Il personaggio più originale del Trovatore di Verdi chi è? Azucena, la zingara figlia di strega. E anche se non è impossibile che l'autore vi prediligesse Leonora, alla fine il titolo dell'opera spetta a Manrico, il tenore, il trovatore, quello che dardeggia “di petto” con «Di quella pira». Ebbene, il Macerata Opera Festival ha scelto un'opera verdiana al maschile come Il trovatore e un'opera mozartiana al maschile più di tutte come Don Giovanni. Ma da qualche tempo il glorioso festival marchigiano si dà delle definizioni “coloristiche” e se l'anno scorso si volle “rosso” quest'anno ha optato per il “bianco”, con un bel diesis iniziale e la somma ♯biancocoraggio al posto di ♯rossosangue. «Bisogna aver coraggio, / o cari amici miei, / e i suoi misfatti rei / scoprir potremo allor» cantano donna Elvira a donna Anna e con Ottavio nel primo atto di Don Giovanni, il meraviglioso “terzetto delle maschere”, provando, per la prima e ancora inutile volta, di svergognare il Burlador de Sevilla.
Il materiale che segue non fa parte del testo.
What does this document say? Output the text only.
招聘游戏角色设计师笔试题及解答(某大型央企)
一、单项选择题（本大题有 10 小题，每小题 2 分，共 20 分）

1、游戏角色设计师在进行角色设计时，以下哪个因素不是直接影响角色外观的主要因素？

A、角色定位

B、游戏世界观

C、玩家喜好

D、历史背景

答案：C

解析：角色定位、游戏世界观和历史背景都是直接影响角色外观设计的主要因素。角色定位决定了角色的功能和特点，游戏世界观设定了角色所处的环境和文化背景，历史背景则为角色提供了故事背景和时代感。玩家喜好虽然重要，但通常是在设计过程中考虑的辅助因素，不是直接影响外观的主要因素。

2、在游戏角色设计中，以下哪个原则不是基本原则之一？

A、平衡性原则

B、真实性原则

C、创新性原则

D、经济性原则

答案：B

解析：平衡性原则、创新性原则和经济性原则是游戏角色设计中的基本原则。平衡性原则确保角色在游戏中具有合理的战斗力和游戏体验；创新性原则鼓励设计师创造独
E «pari / abbiamo al loro ardir, brando e coraggio» canta il protagonista del Trovatore all'amata donna, poco prima di gettarsi nella mischia (fallimentare). Di qui, forse, l'intitolazione; ma non importa molto. A importare è che finalmente venga proposto a un pubblico estivo di pratiche soprattutto verdiane e pucciniane un capo d'opera del Settecento, uno dei drammi in musica più valenti e difficili della storia. Accanto a che? A un'opera di Verdi che per il titolare è altrettanto difficile e quindi tutto sommato rara negli spazi aperti e popolari.
In forma di concerto, Il trovatore sarà diretto da Francesco Negrin (27 luglio e 1° agosto), mentre Don Giovanni sarà diretto da Francesco Lanzillotta con la regia di Davide Livermore (18, 24, 26, 31 luglio; 2 e 8 agosto). Le recite sono decorate da concerti, spettacoli, interventi affidati ad attori, cantanti, scrittori e così via, nella credenza che parole e note non accademiche possano servire da avviamento al melodramma. E il pubblico, che ne sa molto, molto altro apprenderà!